日弁連定期総会(5.25 高松)7号議案に関して

 現在、大阪弁護士会の常議員会では、5月25日に高松で開催される日弁連定期総会において、大阪弁護士会にも投票権があるので、その投票権をどのように行使するかについての議案が出されている(現在討議中であり決議は来週の常議員会)。

 さて、4月19日のブログにも書いたが、執行部は定期総会の議案の内容も明確にしないうちから、委任状勧誘のFAXを会費を使って全会員に送付した。

 その4月19日に届いたFAXによれば、6号議案は「宣言・決議の件」とだけ書かれており、どのような内容の宣言・決議を行うのか全く分からない。そのような状況でありながら、執行部としては、弁護士に、執行部宛の委任状を出して欲しい、という内容だった。

 簡単に言えば、「あんさん(一般会員)は、中身なんぞ知らんでもかましまへん、執行部があんじょうしたるさかいに、執行部宛に委任状だしとき」

 という扱いだ。まあ、完全に会員をなめきっていると言っても過言ではないだろう。

 執行部が何を考えてこんな変てこな委任状集めをしたのかについて、常議員会で日弁連副会長でもある大阪弁護士会の会長に質問しておいたので、ひょっとしたら次の常議員会で説明してもらえるかもしれない。

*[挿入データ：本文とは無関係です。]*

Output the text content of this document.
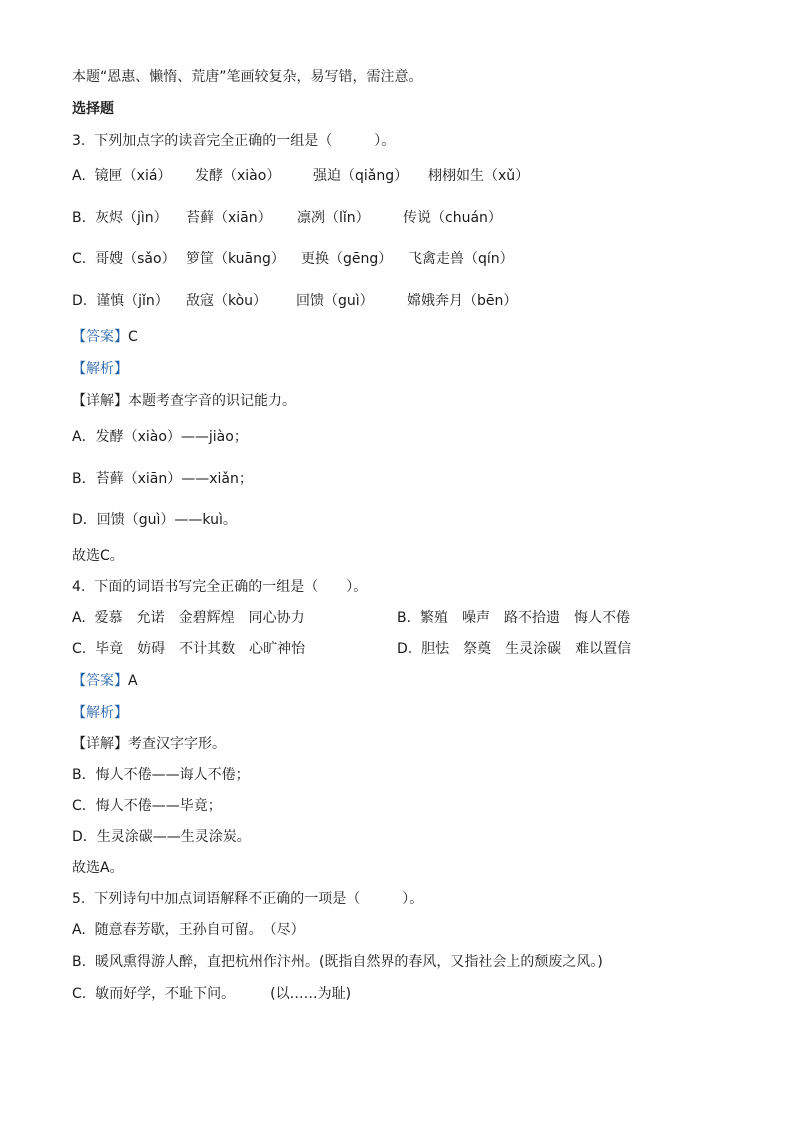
本题“恩惠、懒惰、荒唐”笔画较复杂，易写错，需注意。
选择题
3.  下列加点字的读音完全正确的一组是（　　　）。
A.  镜匣（xiá） 发酵（xiào） 强迫（qiǎng） 栩栩如生（xǔ）
B.  灰烬（jìn） 苔藓（xiān） 凛冽（lǐn） 传说（chuán）
C.  哥嫂（sǎo） 箩筐（kuāng） 更换（gēng） 飞禽走兽（qín）
D.  谨慎（jǐn） 敌寇（kòu） 回馈（guì） 嫦娥奔月（bēn）
【答案】C
【解析】
【详解】本题考查字音的识记能力。
A．发酵（xiào）——jiào；
B．苔藓（xiān）——xiǎn；
D．回馈（guì）——kuì。
故选C。
4.  下面的词语书写完全正确的一组是（　　）。
A.  爱慕　允诺　金碧辉煌　同心协力	B.  繁殖　噪声　路不拾遗　悔人不倦
C.  毕竟　妨碍　不计其数　心旷神怡	D.  胆怯　祭奠　生灵涂碳　难以置信
【答案】A
【解析】
【详解】考查汉字字形。
B．悔人不倦——诲人不倦；
C．悔人不倦——毕竟；
D．生灵涂碳——生灵涂炭。
故选A。
5.  下列诗句中加点词语解释不正确的一项是（　　　）。
A.  随意春芳歇，王孙自可留。　（尽）
B.  暖风熏得游人醉，直把杭州作汴州。(既指自然界的春风，又指社会上的颓废之风。)
C.  敏而好学，不耻下问。　　　(以……为耻)
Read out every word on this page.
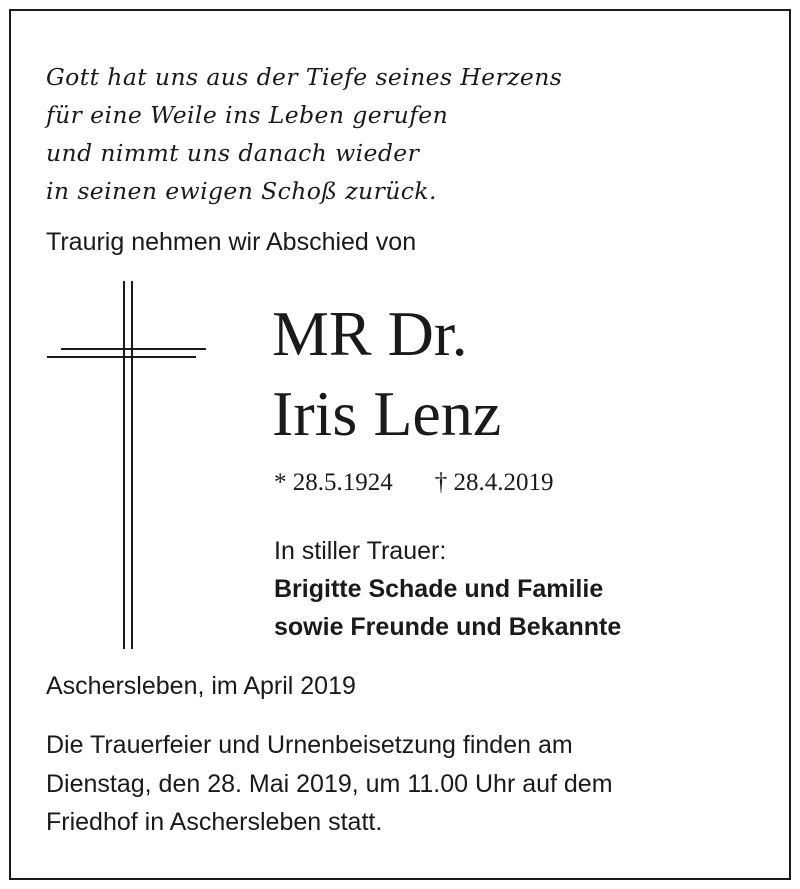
Gott hat uns aus der Tiefe seines Herzens
für eine Weile ins Leben gerufen
und nimmt uns danach wieder
in seinen ewigen Schoß zurück.
Traurig nehmen wir Abschied von
MR Dr.
Iris Lenz
* 28.5.1924 † 28.4.2019
In stiller Trauer:
Brigitte Schade und Familie
sowie Freunde und Bekannte
Aschersleben, im April 2019
Die Trauerfeier und Urnenbeisetzung finden am
Dienstag, den 28. Mai 2019, um 11.00 Uhr auf dem
Friedhof in Aschersleben statt.
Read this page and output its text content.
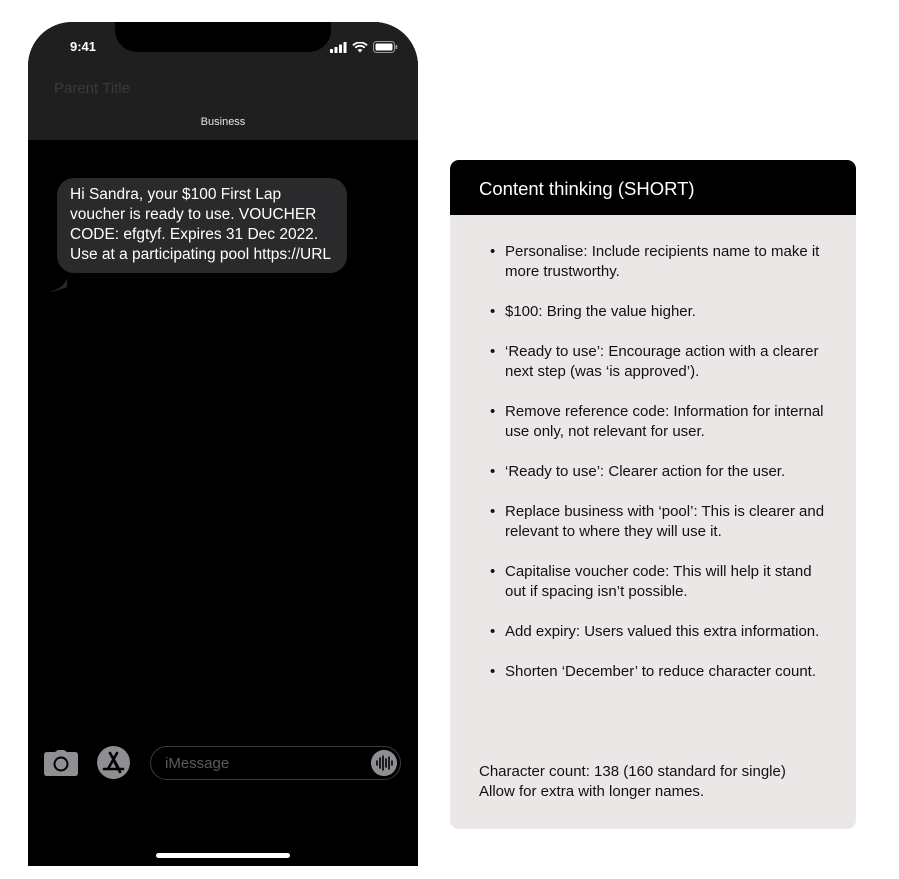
9:41
Parent Title
Business
Hi Sandra, your $100 First Lap voucher is ready to use. VOUCHER CODE: efgtyf. Expires 31 Dec 2022. Use at a participating pool https://URL
iMessage
Content thinking (SHORT)
• Personalise: Include recipients name to make it more trustworthy.
• $100: Bring the value higher.
• ‘Ready to use’: Encourage action with a clearer next step (was ‘is approved’).
• Remove reference code: Information for internal use only, not relevant for user.
• ‘Ready to use’: Clearer action for the user.
• Replace business with ‘pool’: This is clearer and relevant to where they will use it.
• Capitalise voucher code: This will help it stand out if spacing isn’t possible.
• Add expiry: Users valued this extra information.
• Shorten ‘December’ to reduce character count.
Character count: 138 (160 standard for single)
Allow for extra with longer names.
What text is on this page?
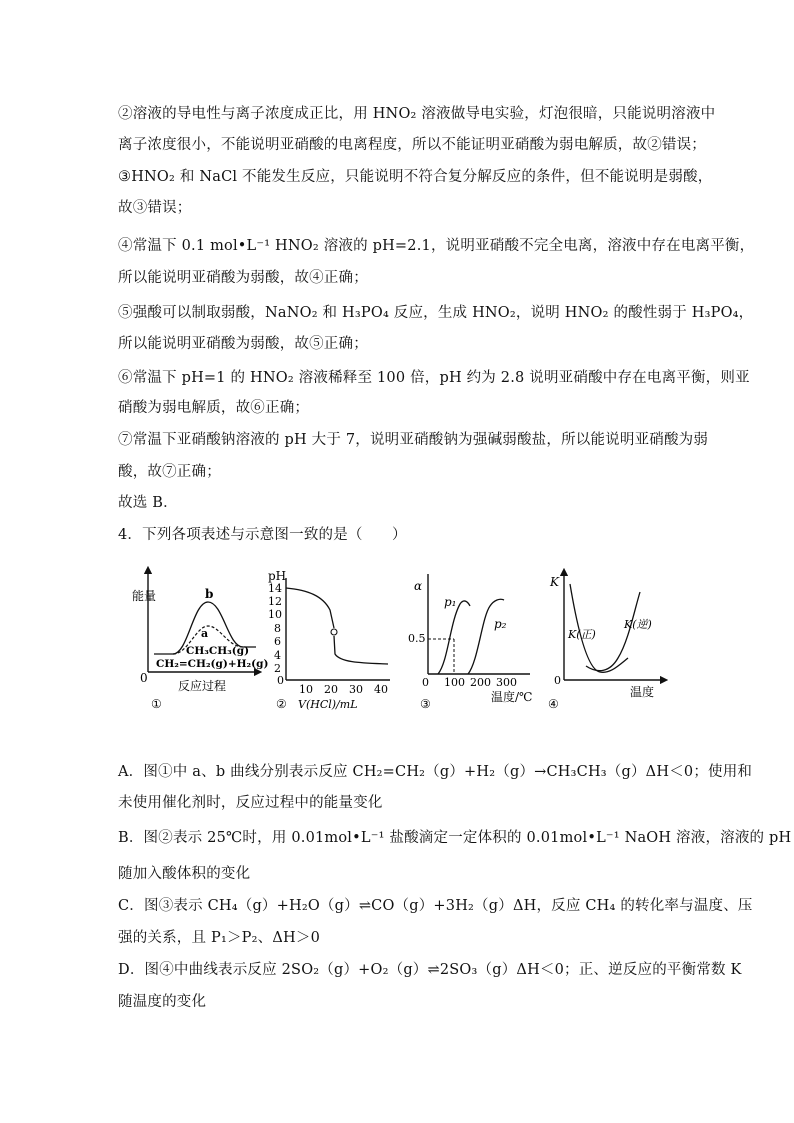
②溶液的导电性与离子浓度成正比，用 HNO₂ 溶液做导电实验，灯泡很暗，只能说明溶液中
离子浓度很小，不能说明亚硝酸的电离程度，所以不能证明亚硝酸为弱电解质，故②错误；
③HNO₂ 和 NaCl 不能发生反应，只能说明不符合复分解反应的条件，但不能说明是弱酸，
故③错误；
④常温下 0.1 mol•L⁻¹ HNO₂ 溶液的 pH=2.1，说明亚硝酸不完全电离，溶液中存在电离平衡，
所以能说明亚硝酸为弱酸，故④正确；
⑤强酸可以制取弱酸，NaNO₂ 和 H₃PO₄ 反应，生成 HNO₂，说明 HNO₂ 的酸性弱于 H₃PO₄，
所以能说明亚硝酸为弱酸，故⑤正确；
⑥常温下 pH=1 的 HNO₂ 溶液稀释至 100 倍，pH 约为 2.8 说明亚硝酸中存在电离平衡，则亚
硝酸为弱电解质，故⑥正确；
⑦常温下亚硝酸钠溶液的 pH 大于 7，说明亚硝酸钠为强碱弱酸盐，所以能说明亚硝酸为弱
酸，故⑦正确；
故选 B．
4．下列各项表述与示意图一致的是（　　）
能量
0
反应过程
b
a
CH₃CH₃(g)
CH₂=CH₂(g)+H₂(g)
①
pH
14
12
10
8
6
4
2
0
10 20 30 40
V(HCl)/mL
②
α
0.5
0 100 200 300
温度/℃
p₁
p₂
③
K
0
温度
K(正)
K(逆)
④
A．图①中 a、b 曲线分别表示反应 CH₂=CH₂（g）+H₂（g）→CH₃CH₃（g）ΔH＜0；使用和
未使用催化剂时，反应过程中的能量变化
B．图②表示 25℃时，用 0.01mol•L⁻¹ 盐酸滴定一定体积的 0.01mol•L⁻¹ NaOH 溶液，溶液的 pH
随加入酸体积的变化
C．图③表示 CH₄（g）+H₂O（g）⇌CO（g）+3H₂（g）ΔH，反应 CH₄ 的转化率与温度、压
强的关系，且 P₁＞P₂、ΔH＞0
D．图④中曲线表示反应 2SO₂（g）+O₂（g）⇌2SO₃（g）ΔH＜0；正、逆反应的平衡常数 K
随温度的变化
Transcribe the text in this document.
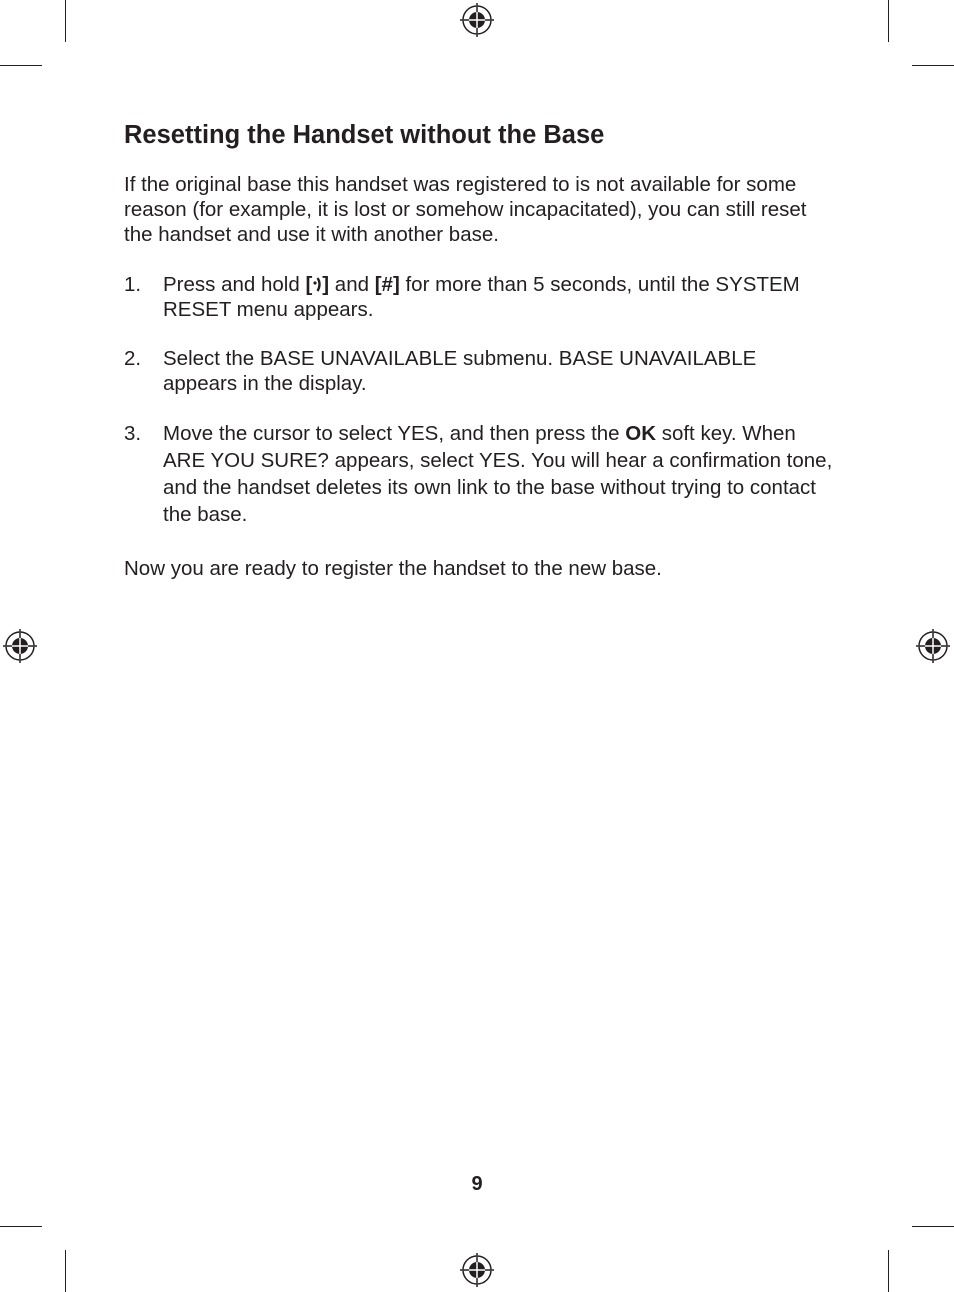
Resetting the Handset without the Base

If the original base this handset was registered to is not available for some reason (for example, it is lost or somehow incapacitated), you can still reset the handset and use it with another base.

1. Press and hold [ ] and [#] for more than 5 seconds, until the SYSTEM RESET menu appears.
2. Select the BASE UNAVAILABLE submenu. BASE UNAVAILABLE appears in the display.
3. Move the cursor to select YES, and then press the OK soft key. When ARE YOU SURE? appears, select YES. You will hear a confirmation tone, and the handset deletes its own link to the base without trying to contact the base.

Now you are ready to register the handset to the new base.

9
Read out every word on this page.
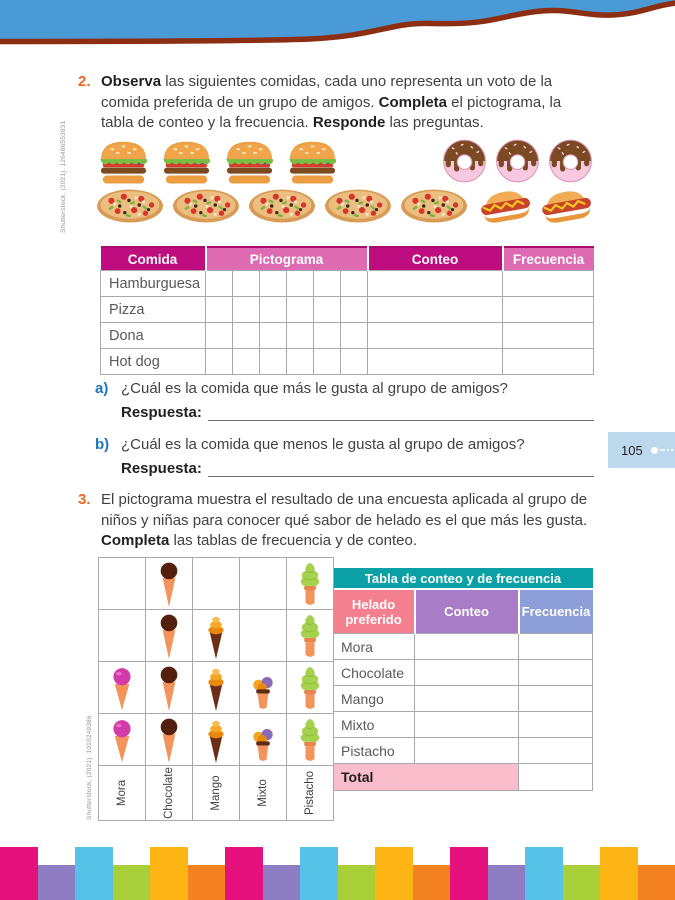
2. Observa las siguientes comidas, cada uno representa un voto de la comida preferida de un grupo de amigos. Completa el pictograma, la tabla de conteo y la frecuencia. Responde las preguntas.
Shutterstock, (2021). 126486553831
Comida	Pictograma						Conteo	Frecuencia
Hamburguesa								
Pizza								
Dona								
Hot dog								
a) ¿Cuál es la comida que más le gusta al grupo de amigos?
Respuesta:
b) ¿Cuál es la comida que menos le gusta al grupo de amigos?
Respuesta:
105
3. El pictograma muestra el resultado de una encuesta aplicada al grupo de niños y niñas para conocer qué sabor de helado es el que más les gusta. Completa las tablas de frecuencia y de conteo.
Shutterstock, (2021). 1010249386

	Mora	Chocolate	Mango	Mixto	Pistacho
Tabla de conteo y de frecuencia		
Helado preferido	Conteo	Frecuencia
Mora		
Chocolate		
Mango		
Mixto		
Pistacho		
Total		
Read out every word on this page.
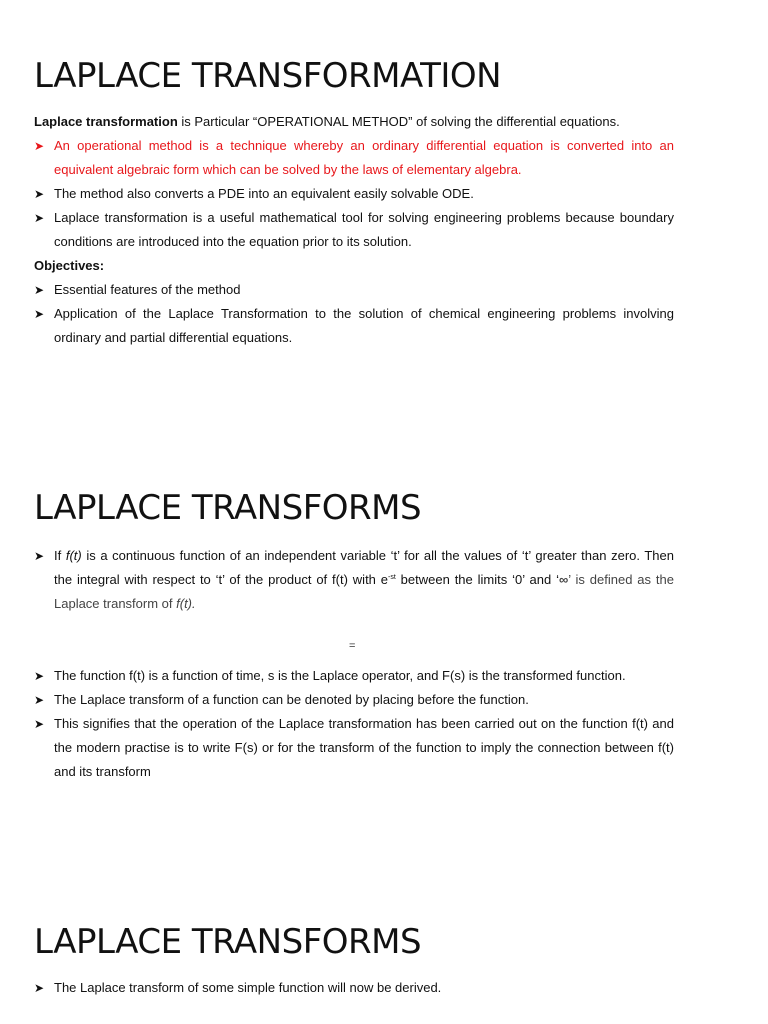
LAPLACE TRANSFORMATION

Laplace transformation is Particular “OPERATIONAL METHOD” of solving the differential equations.

➤ An operational method is a technique whereby an ordinary differential equation is converted into an equivalent algebraic form which can be solved by the laws of elementary algebra.
➤ The method also converts a PDE into an equivalent easily solvable ODE.
➤ Laplace transformation is a useful mathematical tool for solving engineering problems because boundary conditions are introduced into the equation prior to its solution.

Objectives:

➤ Essential features of the method
➤ Application of the Laplace Transformation to the solution of chemical engineering problems involving ordinary and partial differential equations.
LAPLACE TRANSFORMS
➤ If f(t) is a continuous function of an independent variable ‘t’ for all the values of ‘t’ greater than zero. Then the integral with respect to ‘t’ of the product of f(t) with $e^{-st}$ between the limits ‘0’ and ‘∞’ is defined as the Laplace transform of f(t).
=
➤ The function f(t) is a function of time, s is the Laplace operator, and F(s) is the transformed function.
➤ The Laplace transform of a function can be denoted by placing before the function.
➤ This signifies that the operation of the Laplace transformation has been carried out on the function f(t) and the modern practise is to write F(s) or for the transform of the function to imply the connection between f(t) and its transform
LAPLACE TRANSFORMS
➤ The Laplace transform of some simple function will now be derived.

 それはさておき、大阪弁護士会の常議員会では、もちろん上記のような内容不明の議案では、賛否の議論することは不可能なので、総会議案書が取扱注意で配布されている。取扱注意なので、もちろん公開することは現段階ではできない。

 だが、大まかに言えば議案書の内容によれば、6号議案は二つに分かれ、

6号議案(1)は憲法9条改正に関するもの、

6号議案(2)は、「安心して修習に専念するための環境整備を更に進め、いわゆる谷間世代に対する施策を早期に実現することに力を尽くす決議(案)」

 とされている。

 

 ざっと見たところ、6号議案(2)は、7号議案を緩やかにして、谷間世代救済については日弁連の努力義務にしておこう、というような内容に読めた。

 私の見る限り日弁連執行部とべったりな大阪弁護士会執行部(大阪弁護士会の会長は日弁連副会長を兼任するのが慣例)の意見は、もちろん6号議案に賛成し、7号議案に反対というものであり、おそらく次の常議員会では賛成多数で、日弁連執行部と同じ立場での議決権行使と決議されるものと思われる。

 私個人の感想だが、6号議案(2)を提出するやり方は、法曹人口問題の時と同じく、日弁連執行部が会員を丸め込むために行う伝統的な常套手段だ。

 つまり、執行部から見て過激と思われる提案が会員からなされた場合、実質的には実効性をそぎ落としているものの、方向的にはよく似た提案をぶつけて、委任状を集め、会員提案をつぶすのだ。

 そして、努力規定化されてある執行部案は、その後はほとんど実行されず、実際にはかけ声だけに終わる。後に会員から批判を受けても努力規定だからとか、努力はしたとか、言い逃れができる。

 

 伝統的に行われているということは、変わりばえはしないが、日弁連総会の対策としては、極めて有効であるということでもある。

 ちなみに、先の常議員会で、執行部は谷間世代救済について考えているようだが、裁判官、検察官について、どのような動きがあるのか把握しているかと質問したところ、大阪弁護士会執行部の返答は、「そのような話は聞こえてきていない。」というものだった。

 いや、谷間世代の問題が法曹全体の問題であり、その対応について真剣に考え、6号議案(2)のように、力を尽くすというのなら、聞こえてくるかどうかの問題ではなく、積極的に聞きに行くはずだろう。まあ、上記の返答からしても、おそらく日弁連執行部は、いくら「力を尽くす」と本気っぽい書き方をしていても、本気ではない可能性が高いと私には思われるのである。

 私は、残念ながら、裁判期日が入っており総会には参加出来ないが、実りのある議論が総会でなされることを期待している。